Cultural imperatives can transform slowly and subtly without anyone being aware of the change. But sometimes we see something in an old movie or TV show that depicts attitudes or conditions that have changed so much that it makes us realize how different things are from “the good old days,” “our salad days” and “back in the day.”
The other day I had one such epiphany of change while channel surfing for something to watch while exercising. I chanced upon the 1982 Taylor Hackford melodrama, “An Officer and a Gentleman,” which dissects the lives and loves of Naval pilots in training. At the beginning, Lou Gossett Jr. chews up the scenery for what seems like an eternity as a sergeant who is abusing the new recruits, who are all lined up in front of him. In his diatribe, he throws every invective and emotion at them, each a reason why he will make sure they fail. The anger rises in his throat when he tells them how pissed off he is that they’ll get out of military in six years and make big bucks flying for the airlines.
That reference stopped me in my tracks.
Just a few weeks earlier I had seen an episode of HBO’s very funny “The Brink,” in which two fighter pilots in trouble for a variety of reasons bemoan that they may have to leave the Navy and get a job making some puny amount, $30,000 I think, working terrible hours. FYI, these guys will later save the world from nuclear holocaust by dive-bombing their jet into a rogue Pakistani refueling jet loaded with nuclear devices headed to downtown Tel Aviv. It being fiction, they are able to eject from the plane seconds before impact.
Think about it. In 30 years, the cultural reference to commercial pilots went from they have a great-paying glamorous job to they mill a grindstone for peanuts.

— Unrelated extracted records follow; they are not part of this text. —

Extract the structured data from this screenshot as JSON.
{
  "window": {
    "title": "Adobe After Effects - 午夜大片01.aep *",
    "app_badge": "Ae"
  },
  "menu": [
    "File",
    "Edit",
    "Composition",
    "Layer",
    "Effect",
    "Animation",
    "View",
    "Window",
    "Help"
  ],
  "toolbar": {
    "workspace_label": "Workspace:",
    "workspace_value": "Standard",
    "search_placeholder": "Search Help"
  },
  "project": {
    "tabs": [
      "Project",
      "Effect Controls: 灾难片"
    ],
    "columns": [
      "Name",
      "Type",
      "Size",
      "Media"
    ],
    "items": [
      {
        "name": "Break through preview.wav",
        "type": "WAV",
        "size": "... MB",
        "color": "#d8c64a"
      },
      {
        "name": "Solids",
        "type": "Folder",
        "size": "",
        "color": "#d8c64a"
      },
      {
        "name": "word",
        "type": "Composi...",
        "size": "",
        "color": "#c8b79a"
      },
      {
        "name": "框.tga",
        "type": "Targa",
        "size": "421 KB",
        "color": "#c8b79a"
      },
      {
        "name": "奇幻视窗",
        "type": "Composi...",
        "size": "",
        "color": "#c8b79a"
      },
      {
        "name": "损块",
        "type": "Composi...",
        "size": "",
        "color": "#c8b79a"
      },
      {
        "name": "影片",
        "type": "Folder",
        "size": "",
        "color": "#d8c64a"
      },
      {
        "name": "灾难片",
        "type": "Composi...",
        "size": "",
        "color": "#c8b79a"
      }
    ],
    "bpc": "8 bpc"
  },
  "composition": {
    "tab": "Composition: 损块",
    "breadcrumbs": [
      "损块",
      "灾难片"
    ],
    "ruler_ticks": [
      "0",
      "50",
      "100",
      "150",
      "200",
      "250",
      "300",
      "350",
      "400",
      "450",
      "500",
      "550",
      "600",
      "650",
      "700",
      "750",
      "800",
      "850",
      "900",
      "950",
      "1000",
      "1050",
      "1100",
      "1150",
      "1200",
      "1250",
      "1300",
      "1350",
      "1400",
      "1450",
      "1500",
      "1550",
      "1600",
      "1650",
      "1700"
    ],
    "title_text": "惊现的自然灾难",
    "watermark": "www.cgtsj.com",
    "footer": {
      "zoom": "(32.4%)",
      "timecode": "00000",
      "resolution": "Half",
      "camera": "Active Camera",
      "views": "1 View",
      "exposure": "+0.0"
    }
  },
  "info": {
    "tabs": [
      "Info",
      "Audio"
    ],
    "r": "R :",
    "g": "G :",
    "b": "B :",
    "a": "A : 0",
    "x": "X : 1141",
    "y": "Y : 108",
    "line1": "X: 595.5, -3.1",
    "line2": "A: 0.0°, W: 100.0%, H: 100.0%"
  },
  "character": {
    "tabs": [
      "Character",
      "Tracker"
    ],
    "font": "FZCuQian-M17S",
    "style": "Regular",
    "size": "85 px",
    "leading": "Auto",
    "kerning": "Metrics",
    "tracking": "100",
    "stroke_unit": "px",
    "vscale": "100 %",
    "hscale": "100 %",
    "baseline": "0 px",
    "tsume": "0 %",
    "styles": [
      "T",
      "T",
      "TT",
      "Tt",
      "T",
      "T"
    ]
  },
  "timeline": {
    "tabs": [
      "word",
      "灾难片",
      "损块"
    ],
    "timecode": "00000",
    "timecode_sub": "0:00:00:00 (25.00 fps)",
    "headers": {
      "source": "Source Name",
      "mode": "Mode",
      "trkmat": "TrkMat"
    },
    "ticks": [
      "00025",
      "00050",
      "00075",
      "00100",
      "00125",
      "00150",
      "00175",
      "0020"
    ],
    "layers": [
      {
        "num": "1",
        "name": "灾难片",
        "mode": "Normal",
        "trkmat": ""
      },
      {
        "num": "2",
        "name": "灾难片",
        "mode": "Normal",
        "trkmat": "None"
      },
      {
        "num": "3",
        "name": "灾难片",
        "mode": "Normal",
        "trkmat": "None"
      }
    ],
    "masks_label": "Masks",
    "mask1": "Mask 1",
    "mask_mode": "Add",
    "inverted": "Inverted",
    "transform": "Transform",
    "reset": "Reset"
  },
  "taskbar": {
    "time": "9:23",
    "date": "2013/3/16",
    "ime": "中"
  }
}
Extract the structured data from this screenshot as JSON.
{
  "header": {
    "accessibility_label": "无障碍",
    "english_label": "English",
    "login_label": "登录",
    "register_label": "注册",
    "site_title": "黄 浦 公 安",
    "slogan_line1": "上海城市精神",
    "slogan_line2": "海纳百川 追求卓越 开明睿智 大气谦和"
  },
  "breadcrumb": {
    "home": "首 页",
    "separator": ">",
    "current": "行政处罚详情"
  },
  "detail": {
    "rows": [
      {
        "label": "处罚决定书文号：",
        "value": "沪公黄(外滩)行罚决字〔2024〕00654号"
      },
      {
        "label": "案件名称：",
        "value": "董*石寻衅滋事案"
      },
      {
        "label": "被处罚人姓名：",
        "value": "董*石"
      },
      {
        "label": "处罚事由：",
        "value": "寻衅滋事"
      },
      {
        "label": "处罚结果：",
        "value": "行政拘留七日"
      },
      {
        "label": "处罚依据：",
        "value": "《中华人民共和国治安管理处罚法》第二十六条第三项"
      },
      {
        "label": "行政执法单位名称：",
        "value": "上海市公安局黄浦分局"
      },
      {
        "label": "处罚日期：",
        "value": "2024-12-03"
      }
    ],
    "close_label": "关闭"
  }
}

Back in 1982, commercial pilots—primarily unionized—were considered to be at the top of the middle class. Today, the question is, what middle class?
The change in pilot status implicit in these two references in works of art 30 years apart indeed symbolizes what has happened to the American middle class over the past three decades. The Reagan program of suppressing unions, cutting taxes on the wealthy, cutting government spending on education and social programs and privatizing government services to for-profit, mostly non-unionized companies has laid waste to the incomes and wealth of the middle class and poor. The wealthy now take a far greater share of the wealth and income pie than they have since the Gilded Age of the 19th century. That piggish slice of the pie came at the expense of all others.
The difference between the America with a strong middle class and shrinking poverty that existed before Ronald Reagan took office and the nation of rich and poor we have today is so obvious that it comes across in minor details of the extended dramatic exhortations of popular culture. The reality then and now was and is baked into the popular art of the times.